First timecard type job was with an architectual model company, I was 16 and didn’t have a car yet so I would leave high school and hop on a few busses to get there to work with an exacto knife cutting itsy bitsy things for scale models. It was mind-numbing work, I didn’t get to do the fun stuff, just the little repetive things like the wheels for a million tiny RVs or something. Eventually they had to let me go because of how long it took me to get there on the bus; I was only getting a few hours of work in before they closed. Don’t know what they were thinking when they hired me really. I think I made $5.75/hr, which I’m sure was minimum wage at the time.
The one thing that really stands out in my memory is what one of the guys working there told me when I was leaving the last day. He told me to go work for a big company where I was only a number to them. He looked sad, and since he was working for a 5-man shop and recommending this I can only imagine why.
I guess we WVSR fans are a bunch of old farts. Lot’s of $3.10 and $3.35/hr comments.
43 is not an old fart. And $3.35 was “righteous bucks” dude!
Try buying stuff in Hawaii! We bought a six pack of beer fro what we could have bought a case of it here.
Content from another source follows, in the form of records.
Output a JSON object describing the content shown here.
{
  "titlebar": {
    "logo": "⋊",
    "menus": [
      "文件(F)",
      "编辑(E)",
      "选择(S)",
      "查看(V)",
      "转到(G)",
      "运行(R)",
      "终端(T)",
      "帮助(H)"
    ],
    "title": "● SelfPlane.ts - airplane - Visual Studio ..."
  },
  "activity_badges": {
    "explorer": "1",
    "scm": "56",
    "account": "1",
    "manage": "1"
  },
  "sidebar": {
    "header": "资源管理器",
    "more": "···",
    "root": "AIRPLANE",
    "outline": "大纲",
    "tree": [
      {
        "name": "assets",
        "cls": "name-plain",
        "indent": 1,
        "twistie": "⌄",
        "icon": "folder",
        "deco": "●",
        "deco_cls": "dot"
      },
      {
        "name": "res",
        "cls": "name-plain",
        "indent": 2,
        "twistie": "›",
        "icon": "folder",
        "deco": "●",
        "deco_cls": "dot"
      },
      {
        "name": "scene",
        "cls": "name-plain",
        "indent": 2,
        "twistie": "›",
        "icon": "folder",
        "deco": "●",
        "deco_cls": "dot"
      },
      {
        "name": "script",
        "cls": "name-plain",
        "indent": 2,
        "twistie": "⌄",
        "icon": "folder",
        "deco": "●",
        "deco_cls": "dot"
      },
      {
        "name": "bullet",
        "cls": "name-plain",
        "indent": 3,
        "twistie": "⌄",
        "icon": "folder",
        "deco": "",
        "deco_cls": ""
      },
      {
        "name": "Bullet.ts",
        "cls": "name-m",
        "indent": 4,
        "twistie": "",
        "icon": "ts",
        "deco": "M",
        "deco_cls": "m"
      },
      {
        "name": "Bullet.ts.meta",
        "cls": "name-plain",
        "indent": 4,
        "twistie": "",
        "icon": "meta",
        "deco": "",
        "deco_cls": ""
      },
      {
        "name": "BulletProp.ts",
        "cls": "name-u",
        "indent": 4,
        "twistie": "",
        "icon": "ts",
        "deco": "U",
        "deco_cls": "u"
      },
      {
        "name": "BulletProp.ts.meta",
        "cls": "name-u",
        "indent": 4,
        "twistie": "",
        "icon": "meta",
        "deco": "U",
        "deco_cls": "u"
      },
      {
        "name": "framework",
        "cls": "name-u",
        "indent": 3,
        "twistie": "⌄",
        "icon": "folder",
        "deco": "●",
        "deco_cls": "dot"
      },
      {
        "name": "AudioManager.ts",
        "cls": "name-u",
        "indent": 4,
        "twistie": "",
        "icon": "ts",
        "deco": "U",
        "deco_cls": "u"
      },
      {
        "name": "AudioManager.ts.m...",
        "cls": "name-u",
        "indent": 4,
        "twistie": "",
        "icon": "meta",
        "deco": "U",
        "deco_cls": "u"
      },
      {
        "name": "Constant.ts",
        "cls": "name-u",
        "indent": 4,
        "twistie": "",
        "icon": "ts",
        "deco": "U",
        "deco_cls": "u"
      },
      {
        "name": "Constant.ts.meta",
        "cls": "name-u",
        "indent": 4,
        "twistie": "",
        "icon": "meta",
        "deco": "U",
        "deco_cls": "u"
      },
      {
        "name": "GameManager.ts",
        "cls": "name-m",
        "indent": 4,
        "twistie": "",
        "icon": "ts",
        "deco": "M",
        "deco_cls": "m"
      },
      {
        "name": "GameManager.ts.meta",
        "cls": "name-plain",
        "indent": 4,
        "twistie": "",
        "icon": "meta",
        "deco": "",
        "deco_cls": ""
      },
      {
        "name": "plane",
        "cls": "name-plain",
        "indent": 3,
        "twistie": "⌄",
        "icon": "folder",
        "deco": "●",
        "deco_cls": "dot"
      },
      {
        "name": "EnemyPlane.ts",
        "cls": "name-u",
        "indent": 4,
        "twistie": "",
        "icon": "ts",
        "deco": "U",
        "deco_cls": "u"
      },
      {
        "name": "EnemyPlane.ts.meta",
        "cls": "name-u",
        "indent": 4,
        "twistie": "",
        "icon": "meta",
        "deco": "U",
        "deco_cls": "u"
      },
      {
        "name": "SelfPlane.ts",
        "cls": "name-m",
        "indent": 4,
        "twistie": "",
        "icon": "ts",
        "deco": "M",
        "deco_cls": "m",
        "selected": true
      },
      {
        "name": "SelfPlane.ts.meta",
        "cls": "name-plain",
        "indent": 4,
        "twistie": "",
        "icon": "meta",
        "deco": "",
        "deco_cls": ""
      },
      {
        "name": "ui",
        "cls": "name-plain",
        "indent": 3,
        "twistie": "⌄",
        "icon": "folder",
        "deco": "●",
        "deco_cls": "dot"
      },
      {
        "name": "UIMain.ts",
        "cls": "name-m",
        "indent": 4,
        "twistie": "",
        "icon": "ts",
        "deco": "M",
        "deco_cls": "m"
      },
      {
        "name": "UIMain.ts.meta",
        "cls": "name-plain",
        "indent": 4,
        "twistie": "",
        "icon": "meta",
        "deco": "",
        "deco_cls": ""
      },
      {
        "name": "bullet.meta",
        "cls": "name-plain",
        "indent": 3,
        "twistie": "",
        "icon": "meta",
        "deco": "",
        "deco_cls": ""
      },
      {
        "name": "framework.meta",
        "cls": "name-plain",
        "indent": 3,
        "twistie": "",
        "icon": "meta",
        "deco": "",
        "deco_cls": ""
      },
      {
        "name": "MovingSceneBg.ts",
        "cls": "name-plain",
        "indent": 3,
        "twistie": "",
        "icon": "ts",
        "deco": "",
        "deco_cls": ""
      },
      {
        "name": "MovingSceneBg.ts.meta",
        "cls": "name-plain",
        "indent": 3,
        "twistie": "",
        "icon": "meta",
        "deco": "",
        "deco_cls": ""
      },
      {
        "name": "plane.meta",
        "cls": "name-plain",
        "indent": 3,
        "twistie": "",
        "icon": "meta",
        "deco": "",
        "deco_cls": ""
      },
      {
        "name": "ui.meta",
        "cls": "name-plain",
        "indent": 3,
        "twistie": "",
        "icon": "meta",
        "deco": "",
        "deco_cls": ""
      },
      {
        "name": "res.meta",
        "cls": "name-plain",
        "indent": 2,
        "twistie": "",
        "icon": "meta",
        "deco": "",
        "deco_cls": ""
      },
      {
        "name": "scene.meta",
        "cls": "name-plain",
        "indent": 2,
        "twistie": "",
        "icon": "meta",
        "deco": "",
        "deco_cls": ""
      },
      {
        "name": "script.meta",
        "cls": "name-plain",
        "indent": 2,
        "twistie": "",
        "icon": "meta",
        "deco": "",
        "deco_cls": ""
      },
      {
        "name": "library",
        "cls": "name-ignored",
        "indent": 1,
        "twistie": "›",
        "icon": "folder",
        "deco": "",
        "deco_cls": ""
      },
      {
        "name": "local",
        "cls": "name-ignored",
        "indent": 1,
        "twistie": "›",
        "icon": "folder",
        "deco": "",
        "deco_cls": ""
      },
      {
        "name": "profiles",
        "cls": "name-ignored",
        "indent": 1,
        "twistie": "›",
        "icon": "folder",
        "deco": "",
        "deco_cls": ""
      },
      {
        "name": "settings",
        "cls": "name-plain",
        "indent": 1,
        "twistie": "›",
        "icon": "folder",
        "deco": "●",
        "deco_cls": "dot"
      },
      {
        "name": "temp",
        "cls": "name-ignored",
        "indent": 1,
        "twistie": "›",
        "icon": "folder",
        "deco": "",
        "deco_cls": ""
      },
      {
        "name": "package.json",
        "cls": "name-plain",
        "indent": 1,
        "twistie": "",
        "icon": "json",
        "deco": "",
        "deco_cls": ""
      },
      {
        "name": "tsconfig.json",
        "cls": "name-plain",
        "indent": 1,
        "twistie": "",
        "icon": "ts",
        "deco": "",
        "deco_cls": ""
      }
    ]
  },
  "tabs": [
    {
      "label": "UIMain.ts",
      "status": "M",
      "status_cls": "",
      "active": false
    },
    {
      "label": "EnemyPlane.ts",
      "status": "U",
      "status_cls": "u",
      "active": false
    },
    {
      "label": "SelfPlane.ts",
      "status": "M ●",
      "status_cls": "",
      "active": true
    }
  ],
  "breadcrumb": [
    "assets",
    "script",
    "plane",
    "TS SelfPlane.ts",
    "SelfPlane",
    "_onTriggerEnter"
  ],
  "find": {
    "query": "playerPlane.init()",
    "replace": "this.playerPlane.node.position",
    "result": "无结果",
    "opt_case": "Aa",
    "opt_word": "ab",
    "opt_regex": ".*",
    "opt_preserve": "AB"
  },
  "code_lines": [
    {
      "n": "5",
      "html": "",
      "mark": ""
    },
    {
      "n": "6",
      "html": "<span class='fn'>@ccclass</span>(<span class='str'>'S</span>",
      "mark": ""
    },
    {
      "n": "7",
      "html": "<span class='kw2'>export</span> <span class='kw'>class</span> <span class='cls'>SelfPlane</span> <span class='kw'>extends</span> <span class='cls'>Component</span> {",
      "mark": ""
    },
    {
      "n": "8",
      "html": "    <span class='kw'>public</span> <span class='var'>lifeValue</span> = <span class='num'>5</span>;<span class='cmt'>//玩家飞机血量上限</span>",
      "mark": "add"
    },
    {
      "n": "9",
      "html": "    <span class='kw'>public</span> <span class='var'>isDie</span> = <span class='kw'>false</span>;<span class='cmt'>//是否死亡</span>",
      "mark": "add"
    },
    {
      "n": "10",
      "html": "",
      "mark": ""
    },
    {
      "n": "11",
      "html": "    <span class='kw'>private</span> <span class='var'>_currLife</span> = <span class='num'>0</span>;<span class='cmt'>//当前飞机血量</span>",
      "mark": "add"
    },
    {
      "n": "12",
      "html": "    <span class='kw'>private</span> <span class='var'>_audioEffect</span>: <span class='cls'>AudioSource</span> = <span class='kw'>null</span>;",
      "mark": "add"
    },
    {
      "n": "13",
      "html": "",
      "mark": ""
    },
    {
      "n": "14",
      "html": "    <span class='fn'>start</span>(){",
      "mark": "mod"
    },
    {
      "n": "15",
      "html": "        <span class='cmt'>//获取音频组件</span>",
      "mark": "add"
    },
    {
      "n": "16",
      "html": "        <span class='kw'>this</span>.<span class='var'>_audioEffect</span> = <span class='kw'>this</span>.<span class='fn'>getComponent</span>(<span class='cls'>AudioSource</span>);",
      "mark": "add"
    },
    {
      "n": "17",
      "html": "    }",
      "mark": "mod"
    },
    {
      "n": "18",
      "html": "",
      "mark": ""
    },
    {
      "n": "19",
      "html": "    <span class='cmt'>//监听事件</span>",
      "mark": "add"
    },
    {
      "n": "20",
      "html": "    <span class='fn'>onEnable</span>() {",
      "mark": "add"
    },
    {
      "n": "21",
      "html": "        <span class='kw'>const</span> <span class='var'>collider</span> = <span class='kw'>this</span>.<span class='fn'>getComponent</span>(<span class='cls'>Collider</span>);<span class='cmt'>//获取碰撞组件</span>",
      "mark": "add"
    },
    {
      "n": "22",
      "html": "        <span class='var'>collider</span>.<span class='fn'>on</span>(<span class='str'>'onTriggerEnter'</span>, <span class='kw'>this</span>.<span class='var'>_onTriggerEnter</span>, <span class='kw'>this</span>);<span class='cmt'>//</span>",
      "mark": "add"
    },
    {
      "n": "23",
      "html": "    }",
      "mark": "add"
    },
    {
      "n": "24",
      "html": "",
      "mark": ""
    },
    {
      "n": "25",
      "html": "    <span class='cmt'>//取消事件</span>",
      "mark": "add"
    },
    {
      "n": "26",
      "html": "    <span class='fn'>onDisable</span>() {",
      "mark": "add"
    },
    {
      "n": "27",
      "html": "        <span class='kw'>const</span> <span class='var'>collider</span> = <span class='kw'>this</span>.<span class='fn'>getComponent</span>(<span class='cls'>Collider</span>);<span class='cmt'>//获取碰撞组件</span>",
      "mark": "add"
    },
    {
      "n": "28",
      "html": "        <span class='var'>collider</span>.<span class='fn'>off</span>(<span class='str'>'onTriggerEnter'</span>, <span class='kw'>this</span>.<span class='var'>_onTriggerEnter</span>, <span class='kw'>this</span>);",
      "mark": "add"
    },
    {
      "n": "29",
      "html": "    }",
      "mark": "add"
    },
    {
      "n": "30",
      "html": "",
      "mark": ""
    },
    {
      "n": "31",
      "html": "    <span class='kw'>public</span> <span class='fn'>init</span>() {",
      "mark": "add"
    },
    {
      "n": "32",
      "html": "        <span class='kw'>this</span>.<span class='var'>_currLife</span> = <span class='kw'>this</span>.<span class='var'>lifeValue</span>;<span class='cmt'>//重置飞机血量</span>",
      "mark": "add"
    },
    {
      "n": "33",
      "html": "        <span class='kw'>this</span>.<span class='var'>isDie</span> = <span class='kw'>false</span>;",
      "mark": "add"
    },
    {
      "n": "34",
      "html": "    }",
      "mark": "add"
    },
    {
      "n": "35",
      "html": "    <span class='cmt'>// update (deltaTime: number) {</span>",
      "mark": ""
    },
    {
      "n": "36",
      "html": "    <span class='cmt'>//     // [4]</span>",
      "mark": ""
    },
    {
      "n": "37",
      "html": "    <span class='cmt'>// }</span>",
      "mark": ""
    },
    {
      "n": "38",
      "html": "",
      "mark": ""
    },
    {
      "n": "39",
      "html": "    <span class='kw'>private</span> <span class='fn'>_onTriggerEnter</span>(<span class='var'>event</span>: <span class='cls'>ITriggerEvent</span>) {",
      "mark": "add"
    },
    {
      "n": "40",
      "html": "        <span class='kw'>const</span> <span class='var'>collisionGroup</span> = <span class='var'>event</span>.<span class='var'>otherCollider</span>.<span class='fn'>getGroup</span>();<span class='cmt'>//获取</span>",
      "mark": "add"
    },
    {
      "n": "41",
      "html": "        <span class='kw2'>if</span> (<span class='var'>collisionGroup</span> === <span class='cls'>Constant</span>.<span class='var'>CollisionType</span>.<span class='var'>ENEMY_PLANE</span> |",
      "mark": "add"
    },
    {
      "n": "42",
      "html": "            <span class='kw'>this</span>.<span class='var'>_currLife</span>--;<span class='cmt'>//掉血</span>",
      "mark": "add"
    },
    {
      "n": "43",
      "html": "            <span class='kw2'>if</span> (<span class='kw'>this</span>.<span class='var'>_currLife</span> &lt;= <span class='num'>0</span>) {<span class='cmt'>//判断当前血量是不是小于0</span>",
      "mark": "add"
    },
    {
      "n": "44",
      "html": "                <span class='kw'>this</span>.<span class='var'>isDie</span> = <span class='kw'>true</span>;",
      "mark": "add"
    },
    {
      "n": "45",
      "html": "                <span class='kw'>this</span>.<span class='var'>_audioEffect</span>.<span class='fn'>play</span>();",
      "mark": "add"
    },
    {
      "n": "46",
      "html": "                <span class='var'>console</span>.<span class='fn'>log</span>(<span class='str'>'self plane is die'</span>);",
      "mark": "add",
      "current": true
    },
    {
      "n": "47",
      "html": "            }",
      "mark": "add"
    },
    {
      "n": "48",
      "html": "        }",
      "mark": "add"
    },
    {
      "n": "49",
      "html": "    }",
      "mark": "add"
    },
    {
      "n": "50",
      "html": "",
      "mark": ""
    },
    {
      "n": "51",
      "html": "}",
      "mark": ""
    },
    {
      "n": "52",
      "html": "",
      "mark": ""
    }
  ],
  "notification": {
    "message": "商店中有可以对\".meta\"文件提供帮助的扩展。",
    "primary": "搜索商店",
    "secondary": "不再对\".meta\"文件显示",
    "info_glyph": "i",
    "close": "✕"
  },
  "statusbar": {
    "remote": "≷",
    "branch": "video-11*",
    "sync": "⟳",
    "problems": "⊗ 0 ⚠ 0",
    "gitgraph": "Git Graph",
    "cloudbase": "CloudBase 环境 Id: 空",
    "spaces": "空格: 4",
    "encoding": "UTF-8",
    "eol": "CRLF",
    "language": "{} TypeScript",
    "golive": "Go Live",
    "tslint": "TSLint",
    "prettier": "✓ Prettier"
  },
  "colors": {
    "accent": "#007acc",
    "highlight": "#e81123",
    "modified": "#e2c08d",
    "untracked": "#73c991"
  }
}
Longboard beer (which I REALLY enjoyed) was $6.00 a bottle! Missed one huge snowstorm while there, but a new one is brewing tonight – oh well – it was great!
After the paper route, then the military, I went to work for a place that did industrial style painting. We did all sorts of stuff, like painting the interiors of defibrilation machines with this silver based paint that cost $200 a gallon back in 1979. I ran the chem plating line used as primer for steel and aluminum parts. It was a family run business, and the people were so great to work for. The pay was more than adequate, and the owner would take us all out to a great lunch every Friday. $5.00 an hour to start, and ended up a year later at $9.50
When I got an opportunity for a much, much better paying job a year later, the owner encouraged me to go for it, and told me that if it didn’t work out, I’d always have a job at his place. After I got the better paying job (in Alaska), I used to stop by the painting place when I was home on vacation. It was like coming home to family.